Le mariage décida de la vocation de ma mère. La maison où elle entrait était vouée au culte de la peinture moderne. Des peintres en renom y fréquentaient. Mon père avait vécu les années de son adolescence dans la société de Roqueplan, de Couture, de Marvy et dans le rayonnement des gloires romantiques; il avait passé son baccalauréat, entre deux aquarelles, son maître et ami Laroche l'initiant à la lithographie en même temps qu'au discours latin. Aussi ma mère trouva-t-elle une boîte à couleurs dans sa corbeille de noce. Et il fallut s'en servir. Elle aimait à répéter que mon père l'avait mise à la tâche. Il lui choisit pour maître Auguste Bonheur, dont il appréciait le talent d'animalier. Ma mère alla travailler dans l'atelier de la rue de l'Ouest; les leçons sérieuses d'un artiste consciencieux s'agrémentaient d'une causerie familière sur l'art, qui de jour en jour accaparait davantage sa vie. Plusieurs années de cet apprentissage développèrent les dons naturels de la toute jeune femme qu'elle était alors.
En ce temps-là, la belle saison réunissait chaque année la famille à la campagne ou à la mer, et autour de « Camille » se groupait toute une phalange passionnée de peinture : mari, soeur, tante, sans compter les amis; les uns faisant de l'aquarelle, les autres de la peinture à l'huile, tous pleins d'une ardeur de néophytes. Auguste Bonheur demeurait le maître écouté. Puis un goût particulier attirait ma mère vers les oeuvres de Troyon qu'elle étudiait avec ferveur et dont elle faisait même plusieurs copies. L'exécution savoureuse et l'atmosphère délicate des tableaux de ce maître n'a jamais cessé de la charmer. Cette prédilection ne fut pas modifiée par les influences impressionnistes que subit, après quelques hésitations, la période de sa maturité.

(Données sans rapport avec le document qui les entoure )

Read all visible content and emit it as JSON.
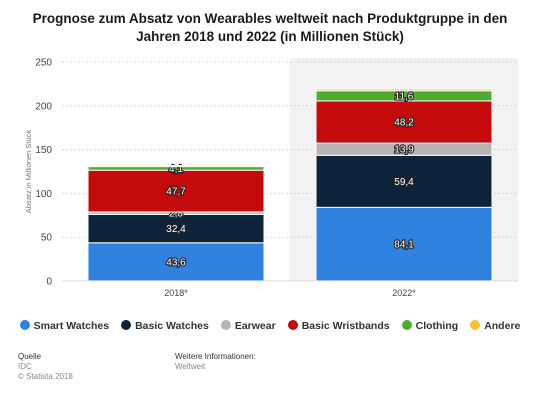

Elle exposa pour la première fois au Salon de 1865, Puis d'une façon presque ininterrompue pendant les quinze années suivantes. C^étaient toujours des tableaux d'animaux ou des paysages. Les années qui précédèrent la triste guerre de 1870 forment dans sa carrière comme une première étape. C'était l'âge d'or de la jeunesse enthousiaste, le temps des discussions passionnées.